STORIES FROM THE STARS
 
 

Cetus the Whale
 
 
 Cetus is the fourth largest constellation in the sky.  He represents the sea  monster Typhon in Greek mythology and can be found paddling along the shores of Eridanus the River.  Typhon was prone to rampaging across the country side and appears in several tales, one of them is described under Capricornus.  Eventually Typhon was imprisoned under Mount Etna. 

In the sky Cetus is  linked to the constellations of  Andromeda, Perseus, Cassiopea and Cepheus.  After Perseus had slain Medusa and was carrying her head home, he flew over Andromeda, daughter of Cepheus and Cassiopea, chained to a rock by the sea as an offering to Cetus.  Cetus appeared just as Perseus swooped down to take a closer look.  Since Cetus was so large Perseus showed the head of Medusa to Cetus, so turning the monster to stone, then rescued Andromeda from her chains. 

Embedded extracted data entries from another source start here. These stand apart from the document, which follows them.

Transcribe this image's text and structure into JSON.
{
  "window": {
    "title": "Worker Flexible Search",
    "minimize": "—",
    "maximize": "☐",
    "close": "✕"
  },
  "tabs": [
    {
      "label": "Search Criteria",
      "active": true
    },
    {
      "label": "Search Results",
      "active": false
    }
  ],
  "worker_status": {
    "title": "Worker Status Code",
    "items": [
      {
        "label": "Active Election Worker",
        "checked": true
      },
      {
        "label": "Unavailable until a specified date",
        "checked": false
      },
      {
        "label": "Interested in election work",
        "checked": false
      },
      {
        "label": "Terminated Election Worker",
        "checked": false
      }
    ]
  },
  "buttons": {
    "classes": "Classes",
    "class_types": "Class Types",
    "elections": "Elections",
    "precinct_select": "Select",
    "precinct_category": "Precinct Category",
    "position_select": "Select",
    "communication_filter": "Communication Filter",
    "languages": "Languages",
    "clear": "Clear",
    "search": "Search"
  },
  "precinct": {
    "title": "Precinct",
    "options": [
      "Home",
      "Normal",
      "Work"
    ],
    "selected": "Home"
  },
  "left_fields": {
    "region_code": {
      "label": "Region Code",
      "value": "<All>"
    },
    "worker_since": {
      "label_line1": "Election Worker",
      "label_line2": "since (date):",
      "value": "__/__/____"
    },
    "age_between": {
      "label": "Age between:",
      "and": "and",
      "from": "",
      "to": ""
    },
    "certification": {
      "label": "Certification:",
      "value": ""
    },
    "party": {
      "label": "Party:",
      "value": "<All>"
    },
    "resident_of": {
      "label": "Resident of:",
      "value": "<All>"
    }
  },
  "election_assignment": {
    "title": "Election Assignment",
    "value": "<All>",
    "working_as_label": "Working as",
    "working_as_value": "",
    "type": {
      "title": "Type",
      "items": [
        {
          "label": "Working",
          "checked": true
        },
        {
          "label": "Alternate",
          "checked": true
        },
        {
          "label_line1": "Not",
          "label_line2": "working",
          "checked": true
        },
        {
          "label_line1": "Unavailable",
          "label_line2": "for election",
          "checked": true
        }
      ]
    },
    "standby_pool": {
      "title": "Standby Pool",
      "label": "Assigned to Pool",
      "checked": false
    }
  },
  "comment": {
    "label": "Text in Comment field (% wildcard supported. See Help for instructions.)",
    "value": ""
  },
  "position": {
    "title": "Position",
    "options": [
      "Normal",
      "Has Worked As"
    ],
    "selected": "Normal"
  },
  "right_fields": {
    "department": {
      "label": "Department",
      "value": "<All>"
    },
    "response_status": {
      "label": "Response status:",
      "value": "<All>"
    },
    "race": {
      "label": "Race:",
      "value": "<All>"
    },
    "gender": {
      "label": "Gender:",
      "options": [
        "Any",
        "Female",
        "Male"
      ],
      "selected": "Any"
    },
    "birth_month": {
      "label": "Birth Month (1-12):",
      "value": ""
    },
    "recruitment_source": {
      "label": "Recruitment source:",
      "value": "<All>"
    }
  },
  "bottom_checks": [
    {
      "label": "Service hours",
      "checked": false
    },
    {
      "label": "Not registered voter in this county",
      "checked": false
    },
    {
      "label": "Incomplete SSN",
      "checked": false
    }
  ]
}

An excerpt from Johan van Keulen's Boeck zee-kaardt, 1709.
The head of the Whale lies near Aries and Taurus,
while it's body splashes in Eridanus the River.

The brightest star, alpha (a) Ceti, is also known as Menkar, meaning Nose.  At the far end of the constellation lies beta (b) Ceti, known both as Deneb Kaitos, the Tail of the Whale, and Difda.  Difda derives from the Arabic name for this star, the Second Frog (the First Frog being nearby Fomalhaut, which means Mouth of the Fish). 

Tau (t) Ceti is also worth mentioning as it is a close star, only 11.7 light years away and almost identical to our own.  For this reason it has often been the target of both study and literary speculation in the hope that signs of life may be found there.

Mira, the Wonderful, designated as omicron (o) Ceti, was the first recognised variable star.  On average it swings from magnitude 2 to 9 every 331 days.  Maxima and minima may vary considerably in both time and magnitude.  It has been known to reach magnitude 1.7 and sometimes only magnitude 5.   It was first discovered by Dutchman David Fabricius, a pupil of Tycho Brahe on 13th August 1596.